Читаем Alexis ou le Traité du Vain Combat - Le Coup de Grâce полностью

Je n’ai pas besoin de vous dire que nous étions très pauvres. Il y a quelque chose de pathétique dans la gêne des vieilles familles, où l’on semble ne continuer à vivre que par fidélité. Vous me demanderez envers qui : envers la maison, je suppose, envers les ancêtres aussi, et simplement envers ce que l’on fut. La pauvreté, mon Dieu, n’a pas beaucoup d’importance pour un enfant ; elle n’en avait pas non plus pour ma mère et mes sœurs, car tout le monde nous connaissait, et personne ne nous croyait plus riches que nous ne l’étions. C’était l’avantage de ces milieux très fermés d’autrefois, qu’on y considérait moins ce que vous étiez que ce que vous aviez été. Le passé, pour peu qu’on y songe, est chose infiniment plus stable que le présent, aussi paraissait-il d’une conséquence bien plus grande. On ne nous prêtait pas plus d’attention qu’il ne fallait ; ce que l’on estimait en nous, c’était un certain feld-maréchal qui vécut à une époque fort lointaine, dont personne, à un siècle près, ne se rappelait la date. Je me rends compte aussi que la fortune de mon grand-père, et les distinctions obtenues par mon bisaïeul, restaient à nos yeux des faits beaucoup plus considérables, même beaucoup plus réels que notre propre existence. Ces vieilles façons de voir vous font probablement sourire ; je reconnais que d’autres, tout à fait opposées, ne seraient pas plus déraisonnables, mais enfin celles-ci nous aidaient à vivre. Comme rien ne pouvait empêcher que nous ne fussions les descendants de ces personnages devenus presque légendaires, rien ne pouvait empêcher non plus qu’on ne continuât de les honorer en nous ; c’était bien la seule part du patrimoine qui fût vraiment inaliénable.

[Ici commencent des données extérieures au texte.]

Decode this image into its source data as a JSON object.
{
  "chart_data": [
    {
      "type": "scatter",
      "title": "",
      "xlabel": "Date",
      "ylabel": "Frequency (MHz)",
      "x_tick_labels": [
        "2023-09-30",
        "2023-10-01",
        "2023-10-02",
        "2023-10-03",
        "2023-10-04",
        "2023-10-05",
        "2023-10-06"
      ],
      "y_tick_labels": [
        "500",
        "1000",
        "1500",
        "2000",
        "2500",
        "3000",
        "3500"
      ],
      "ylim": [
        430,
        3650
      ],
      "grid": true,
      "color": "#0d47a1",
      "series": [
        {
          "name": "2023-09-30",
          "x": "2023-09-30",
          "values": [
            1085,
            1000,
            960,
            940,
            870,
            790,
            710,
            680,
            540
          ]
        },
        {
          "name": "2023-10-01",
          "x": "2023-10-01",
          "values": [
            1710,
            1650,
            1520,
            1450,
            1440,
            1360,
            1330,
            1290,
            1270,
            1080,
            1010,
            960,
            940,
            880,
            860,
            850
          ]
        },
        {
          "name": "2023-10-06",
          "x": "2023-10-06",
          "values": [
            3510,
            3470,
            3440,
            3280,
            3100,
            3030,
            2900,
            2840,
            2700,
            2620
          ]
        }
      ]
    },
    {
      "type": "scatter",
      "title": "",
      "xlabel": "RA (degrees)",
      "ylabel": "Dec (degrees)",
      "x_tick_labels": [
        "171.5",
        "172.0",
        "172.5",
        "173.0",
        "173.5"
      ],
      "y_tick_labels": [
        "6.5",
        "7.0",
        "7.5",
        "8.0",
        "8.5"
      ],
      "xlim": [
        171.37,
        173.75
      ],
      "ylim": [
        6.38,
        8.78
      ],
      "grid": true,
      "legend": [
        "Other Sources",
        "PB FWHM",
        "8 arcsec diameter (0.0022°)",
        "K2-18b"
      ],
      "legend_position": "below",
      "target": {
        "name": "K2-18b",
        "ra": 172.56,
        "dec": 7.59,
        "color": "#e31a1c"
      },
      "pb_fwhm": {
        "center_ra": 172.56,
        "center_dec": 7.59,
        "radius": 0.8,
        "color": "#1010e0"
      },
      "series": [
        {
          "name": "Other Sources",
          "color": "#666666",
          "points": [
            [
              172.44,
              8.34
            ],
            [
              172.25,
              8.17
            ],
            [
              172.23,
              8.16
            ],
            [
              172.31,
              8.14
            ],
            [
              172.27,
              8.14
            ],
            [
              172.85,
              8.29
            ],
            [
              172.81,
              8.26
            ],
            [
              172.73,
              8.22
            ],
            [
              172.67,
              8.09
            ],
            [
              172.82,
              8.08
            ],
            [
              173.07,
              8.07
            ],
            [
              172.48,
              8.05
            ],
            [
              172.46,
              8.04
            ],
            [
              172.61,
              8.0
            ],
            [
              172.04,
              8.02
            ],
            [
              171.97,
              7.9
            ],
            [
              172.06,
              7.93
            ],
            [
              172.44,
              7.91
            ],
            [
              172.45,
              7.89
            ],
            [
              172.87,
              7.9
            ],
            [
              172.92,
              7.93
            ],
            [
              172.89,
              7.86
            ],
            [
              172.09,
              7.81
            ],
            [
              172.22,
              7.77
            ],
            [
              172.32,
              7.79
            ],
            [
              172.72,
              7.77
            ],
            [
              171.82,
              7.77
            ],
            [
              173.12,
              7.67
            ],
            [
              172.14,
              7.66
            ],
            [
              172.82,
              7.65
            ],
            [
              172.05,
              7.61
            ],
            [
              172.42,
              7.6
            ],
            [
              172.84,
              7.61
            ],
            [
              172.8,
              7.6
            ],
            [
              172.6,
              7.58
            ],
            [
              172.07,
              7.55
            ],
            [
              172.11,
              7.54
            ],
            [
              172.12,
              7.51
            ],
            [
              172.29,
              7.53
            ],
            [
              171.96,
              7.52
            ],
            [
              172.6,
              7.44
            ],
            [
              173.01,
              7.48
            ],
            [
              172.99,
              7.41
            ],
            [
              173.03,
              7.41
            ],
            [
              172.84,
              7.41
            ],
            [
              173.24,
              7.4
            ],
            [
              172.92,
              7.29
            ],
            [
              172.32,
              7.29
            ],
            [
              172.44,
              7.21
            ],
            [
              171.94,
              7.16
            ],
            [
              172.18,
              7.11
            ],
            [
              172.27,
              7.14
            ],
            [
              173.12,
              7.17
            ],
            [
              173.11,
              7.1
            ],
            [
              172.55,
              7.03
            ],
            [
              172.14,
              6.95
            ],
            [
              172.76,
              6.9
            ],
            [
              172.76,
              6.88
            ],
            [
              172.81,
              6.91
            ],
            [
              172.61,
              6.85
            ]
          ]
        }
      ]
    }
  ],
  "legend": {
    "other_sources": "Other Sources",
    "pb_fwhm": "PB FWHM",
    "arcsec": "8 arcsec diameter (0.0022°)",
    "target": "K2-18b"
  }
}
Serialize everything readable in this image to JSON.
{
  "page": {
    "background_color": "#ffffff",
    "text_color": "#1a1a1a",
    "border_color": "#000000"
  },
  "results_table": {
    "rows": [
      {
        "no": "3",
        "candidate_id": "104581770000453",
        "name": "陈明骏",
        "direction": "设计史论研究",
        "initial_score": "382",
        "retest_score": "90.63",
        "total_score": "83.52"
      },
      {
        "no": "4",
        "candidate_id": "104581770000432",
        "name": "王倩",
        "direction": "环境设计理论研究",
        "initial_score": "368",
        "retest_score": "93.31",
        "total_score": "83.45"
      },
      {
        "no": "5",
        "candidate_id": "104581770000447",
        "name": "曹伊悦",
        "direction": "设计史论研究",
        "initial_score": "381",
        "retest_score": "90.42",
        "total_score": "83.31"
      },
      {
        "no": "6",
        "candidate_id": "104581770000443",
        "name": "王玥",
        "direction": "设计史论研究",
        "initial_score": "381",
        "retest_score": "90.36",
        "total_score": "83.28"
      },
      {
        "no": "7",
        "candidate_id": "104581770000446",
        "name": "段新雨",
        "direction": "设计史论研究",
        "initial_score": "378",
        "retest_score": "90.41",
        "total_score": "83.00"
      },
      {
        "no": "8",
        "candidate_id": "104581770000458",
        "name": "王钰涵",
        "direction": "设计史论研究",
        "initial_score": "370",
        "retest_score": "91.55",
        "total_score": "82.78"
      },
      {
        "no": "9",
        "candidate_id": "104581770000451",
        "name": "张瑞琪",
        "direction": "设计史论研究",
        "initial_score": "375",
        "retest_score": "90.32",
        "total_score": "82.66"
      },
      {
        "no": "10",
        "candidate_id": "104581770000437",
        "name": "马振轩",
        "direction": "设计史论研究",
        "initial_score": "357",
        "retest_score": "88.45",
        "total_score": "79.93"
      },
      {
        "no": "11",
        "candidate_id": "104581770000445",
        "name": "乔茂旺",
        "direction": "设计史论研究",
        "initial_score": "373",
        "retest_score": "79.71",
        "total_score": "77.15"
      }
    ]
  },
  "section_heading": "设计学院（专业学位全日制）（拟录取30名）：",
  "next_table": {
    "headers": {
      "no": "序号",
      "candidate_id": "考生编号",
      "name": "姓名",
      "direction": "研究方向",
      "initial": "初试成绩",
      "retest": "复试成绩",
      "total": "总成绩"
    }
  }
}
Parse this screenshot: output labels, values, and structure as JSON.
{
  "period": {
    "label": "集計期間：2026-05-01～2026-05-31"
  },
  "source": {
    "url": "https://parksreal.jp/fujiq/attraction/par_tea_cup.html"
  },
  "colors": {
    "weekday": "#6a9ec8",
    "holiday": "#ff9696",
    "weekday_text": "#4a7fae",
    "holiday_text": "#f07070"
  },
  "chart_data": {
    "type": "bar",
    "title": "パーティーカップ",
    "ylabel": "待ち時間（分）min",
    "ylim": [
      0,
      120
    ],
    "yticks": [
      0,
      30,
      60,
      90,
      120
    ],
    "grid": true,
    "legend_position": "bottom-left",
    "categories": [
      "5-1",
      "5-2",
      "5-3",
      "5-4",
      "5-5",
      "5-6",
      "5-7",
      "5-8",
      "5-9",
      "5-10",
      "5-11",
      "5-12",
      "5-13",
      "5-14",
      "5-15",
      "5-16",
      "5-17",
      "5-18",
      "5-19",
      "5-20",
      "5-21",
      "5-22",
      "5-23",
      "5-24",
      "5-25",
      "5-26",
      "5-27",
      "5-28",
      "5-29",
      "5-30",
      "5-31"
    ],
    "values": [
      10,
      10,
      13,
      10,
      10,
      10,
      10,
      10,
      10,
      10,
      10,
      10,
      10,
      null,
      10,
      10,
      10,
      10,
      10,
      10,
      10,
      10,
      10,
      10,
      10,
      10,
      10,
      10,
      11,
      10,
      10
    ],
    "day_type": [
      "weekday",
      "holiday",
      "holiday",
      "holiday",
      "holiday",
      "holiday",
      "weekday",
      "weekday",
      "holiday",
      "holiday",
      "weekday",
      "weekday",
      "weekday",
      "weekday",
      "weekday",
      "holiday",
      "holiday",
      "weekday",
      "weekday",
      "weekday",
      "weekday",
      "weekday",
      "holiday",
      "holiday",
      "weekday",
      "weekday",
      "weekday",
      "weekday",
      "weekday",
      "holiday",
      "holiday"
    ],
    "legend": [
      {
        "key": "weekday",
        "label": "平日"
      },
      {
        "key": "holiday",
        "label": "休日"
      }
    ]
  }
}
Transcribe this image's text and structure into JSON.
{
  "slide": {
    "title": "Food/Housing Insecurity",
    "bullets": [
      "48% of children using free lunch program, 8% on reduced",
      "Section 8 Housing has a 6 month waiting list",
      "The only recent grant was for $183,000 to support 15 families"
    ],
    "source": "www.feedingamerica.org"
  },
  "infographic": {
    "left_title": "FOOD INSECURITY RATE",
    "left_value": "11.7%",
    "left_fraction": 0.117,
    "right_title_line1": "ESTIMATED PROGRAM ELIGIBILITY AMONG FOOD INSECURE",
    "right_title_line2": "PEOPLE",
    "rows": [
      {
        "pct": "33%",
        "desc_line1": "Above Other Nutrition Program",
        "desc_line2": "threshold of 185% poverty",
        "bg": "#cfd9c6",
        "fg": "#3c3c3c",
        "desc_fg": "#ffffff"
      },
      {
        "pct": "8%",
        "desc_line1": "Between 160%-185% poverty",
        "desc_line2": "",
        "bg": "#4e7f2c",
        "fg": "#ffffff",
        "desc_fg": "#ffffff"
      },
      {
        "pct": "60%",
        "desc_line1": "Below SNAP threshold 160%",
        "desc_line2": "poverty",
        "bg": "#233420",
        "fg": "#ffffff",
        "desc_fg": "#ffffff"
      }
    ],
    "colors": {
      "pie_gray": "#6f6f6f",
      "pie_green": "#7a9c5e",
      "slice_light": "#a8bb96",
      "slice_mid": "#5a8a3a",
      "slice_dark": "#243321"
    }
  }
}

On ne nous reprochait pas d’avoir moins d’argent et de crédit qu’ils n’en avaient possédé ; cela était trop naturel ; il y aurait eu, à vouloir égaler ces gens célèbres, je ne sais quoi d’inconvenant comme une ambition déplacée.

Ainsi, la voiture qui nous menait à l’église eût semblé démodée ailleurs qu’à Woroïno, mais là, je pense qu’une voiture nouvelle eût choqué davantage, et si les robes de notre mère duraient un peu trop longtemps, on ne le remarquait pas non plus. Nous, les Géra, n’étions pour ainsi dire que la fin d’un lignage, dans ce très vieux pays de la Bohême du Nord. On aurait pu croire que nous n’existions pas, que des personnages invisibles, mais beaucoup plus imposants que nous-mêmes, continuaient à emplir de leurs images les miroirs de notre maison. Je voudrais éviter jusqu’au soupçon de rechercher un effet, surtout à la fin d’une phrase, mais on pourrait dire, en un certain sens, que ce sont les vivants, dans les vieilles familles, qui semblent les ombres des morts.

Il faut me pardonner de m’attarder si longtemps à ce Woroïno d’autrefois, car je l’ai beaucoup aimé. C’est une faiblesse, je n’en doute pas, et l’on ne devrait rien aimer, du moins rien aimer particulièrement. Ce n’était pas que nous y fussions très heureux ; du moins, la joie n’y habitait guère. Je ne crois pas me rappeler d’y avoir entendu un rire, même un rire de jeune fille, qui ne fût pas étouffé. On ne rit pas beaucoup, dans les vieilles familles. On finit même par s’habituer à n’y parler qu’à voix basse, comme si l’on craignait d’y réveiller des souvenirs, qu’il est vraiment préférable de laisser dormir en paix. On n’y était pas malheureux non plus, et je dois dire aussi que je n’y ai jamais vu pleurer. Seulement, on y était un peu triste. Cela tenait au caractère encore plus qu’aux circonstances, et tout le monde admettait, autour de moi, que l’on pût être heureux sans jamais cesser d’être triste.